The patients need constant re-evaluation as the attacks tend to recur, and the patients may suddenly deteriorate sans warning. Persistent involvement of intra-oral and throat components indicates a need for hospitalization and observation in the ER (emergency room) for at least four to six hours before discharging to a supportive environment.
Intestinal occlusion syndrome (blockage preventing food passage to the intestines).
Hereditary angioedema (similar to autoimmune angioedema but hereditary in nature with differences in response to therapies and abdominal pain).
Histamine-induced angioedema (swelling under the skin due to histamines).
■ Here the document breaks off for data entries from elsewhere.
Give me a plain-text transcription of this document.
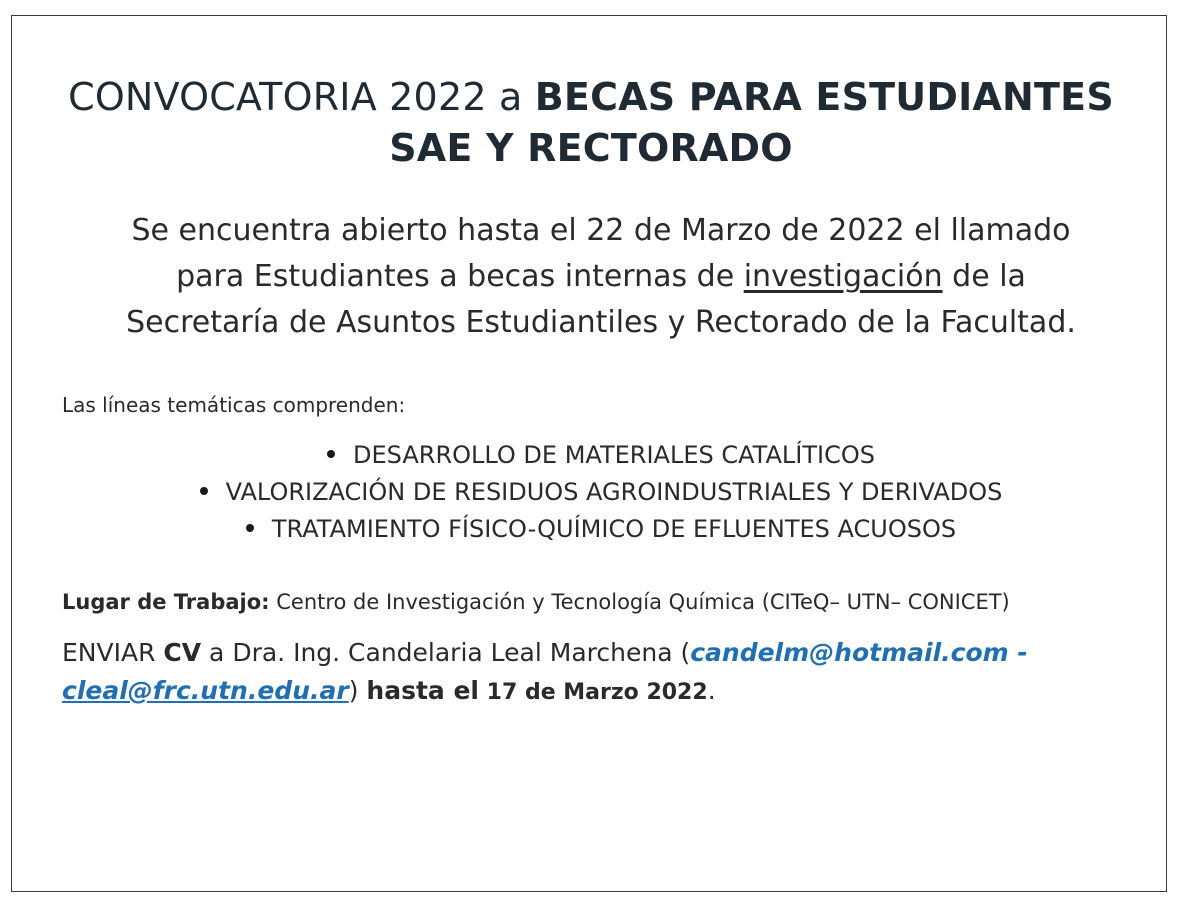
CONVOCATORIA 2022 a BECAS PARA ESTUDIANTES
SAE Y RECTORADO
Se encuentra abierto hasta el 22 de Marzo de 2022 el llamado
para Estudiantes a becas internas de investigación de la
Secretaría de Asuntos Estudiantiles y Rectorado de la Facultad.
Las líneas temáticas comprenden:
DESARROLLO DE MATERIALES CATALÍTICOS
VALORIZACIÓN DE RESIDUOS AGROINDUSTRIALES Y DERIVADOS
TRATAMIENTO FÍSICO-QUÍMICO DE EFLUENTES ACUOSOS
Lugar de Trabajo: Centro de Investigación y Tecnología Química (CITeQ– UTN– CONICET)
ENVIAR CV a Dra. Ing. Candelaria Leal Marchena (candelm@hotmail.com -
cleal@frc.utn.edu.ar) hasta el 17 de Marzo 2022.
Asphyxiation (oxygen deprivation).
Fainting.
Sudden or rapidly escalating breathing problems.
Collapsing.
Respiratory collapse.
Brain damage.
Death.
Conclusion
Autoimmune angioedema falls under a wider category of angioedemas. While other conditions occur as a result of various infections, traumas, allergies, genetic inheritance, or from medication side effects, the autoimmune variant is caused as a result of autoantibodies against certain vascular proteins. The disease is such that any kind of swelling in the head and neck region, any difficulty in breathing, change of voice, or abdominal pains should be referred to the concerned specialist so that preventive measures might be taken to prevent a full-fledged attack. The treatment requires an interdisciplinary approach involving ER physicians, anesthesiologists, rheumatologists, and allergists. New cases should be emergently managed, and when the patient is out of danger, underlying etiologies should be assessed and managed.